Meet Dr. Alicia Mulero
Busy Kalamazoo area veterinarian weighs in on her experiences with BluePearl in Grand Rapids
We sat down with Dr. Alicia Mulero of Pet Vet Family Pet Care Center in Kalamazoo to get her perspective on working with the clinicians at our Grand Rapids hospital. She shared the types of cases she refers, her clients’ experiences and why she chooses BluePearl over other referral and emergency hospital options.
What kind of cases do you send to us?
I refer all of my oncology cases to Dr. Christine Swanson and many difficult internal medicine cases to Dr. Kristopher Sharpe. I lean on Dr. Sharpe when I have exhausted all of our in-house diagnostic capabilities. I send him all my difficult Cushing’s cases, thyroid cases, unregulated diabetes and other weird cases.
It is so nice that all specialties are there, in one building. The collaboration for example between oncology and surgery saves the client time and money. I really appreciate the fact that they send back to us cases to do routine blood work and checkups where appropriate.
Why do you send your clients to BluePearl?

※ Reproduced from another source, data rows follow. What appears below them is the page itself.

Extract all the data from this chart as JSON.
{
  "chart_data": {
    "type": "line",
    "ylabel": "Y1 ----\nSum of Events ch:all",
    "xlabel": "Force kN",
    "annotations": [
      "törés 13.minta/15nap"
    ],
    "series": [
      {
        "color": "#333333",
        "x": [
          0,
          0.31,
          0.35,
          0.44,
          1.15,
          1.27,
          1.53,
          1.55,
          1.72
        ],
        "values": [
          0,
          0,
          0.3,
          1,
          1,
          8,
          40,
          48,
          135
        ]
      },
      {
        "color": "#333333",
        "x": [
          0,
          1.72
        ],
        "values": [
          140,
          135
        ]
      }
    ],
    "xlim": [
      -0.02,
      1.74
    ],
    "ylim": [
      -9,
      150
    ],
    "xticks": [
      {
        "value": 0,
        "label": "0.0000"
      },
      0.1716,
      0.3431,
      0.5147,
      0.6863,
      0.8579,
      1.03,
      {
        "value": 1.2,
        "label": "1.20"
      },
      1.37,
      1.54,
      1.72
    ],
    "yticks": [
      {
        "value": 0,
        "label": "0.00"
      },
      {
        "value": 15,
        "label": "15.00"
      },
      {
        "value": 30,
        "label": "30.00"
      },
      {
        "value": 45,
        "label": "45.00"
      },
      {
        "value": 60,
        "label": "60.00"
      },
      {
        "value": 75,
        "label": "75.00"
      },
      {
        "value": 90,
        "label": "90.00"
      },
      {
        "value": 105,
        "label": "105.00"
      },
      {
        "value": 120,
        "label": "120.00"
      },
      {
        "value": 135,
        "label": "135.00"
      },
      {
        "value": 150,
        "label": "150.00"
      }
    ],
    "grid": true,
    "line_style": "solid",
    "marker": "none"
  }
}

In short, because you are a trustworthy company, and I know you will do a good job. I honestly have no negative comments, and I’ve received no negative feedback from clients. We’ve even had members of our technical staff bring their personal pets to BluePearl, and they have reported amazing and thorough service. I know when I send cases that my clients and their pets will be taken care of. Also, convenience of location is another big reason and the ability to “get in.” Appointments are available in a timely manner compared to other referral options. You really go above and beyond.
What’s it like working with our doctors?
I don’t know how they email, call and fax patient communication so quickly. I am so pleased with this and wonder how the doctors have time to do it. I appreciate the call after the initial consultation to let me know what happened, keeping me in the loop. I find all of the doctors to be sympathetic and cost and situation conscious. The complete discharge summary leaves no question unanswered. Thorough. There is so much communication that there is no guesswork on my end; we are always on the same page.
Is there anything else family veterinarians should know about BluePearl?
My patients and clients are treated royally at BluePearl. And, the availability of after-hours care is a tremendous option when needed.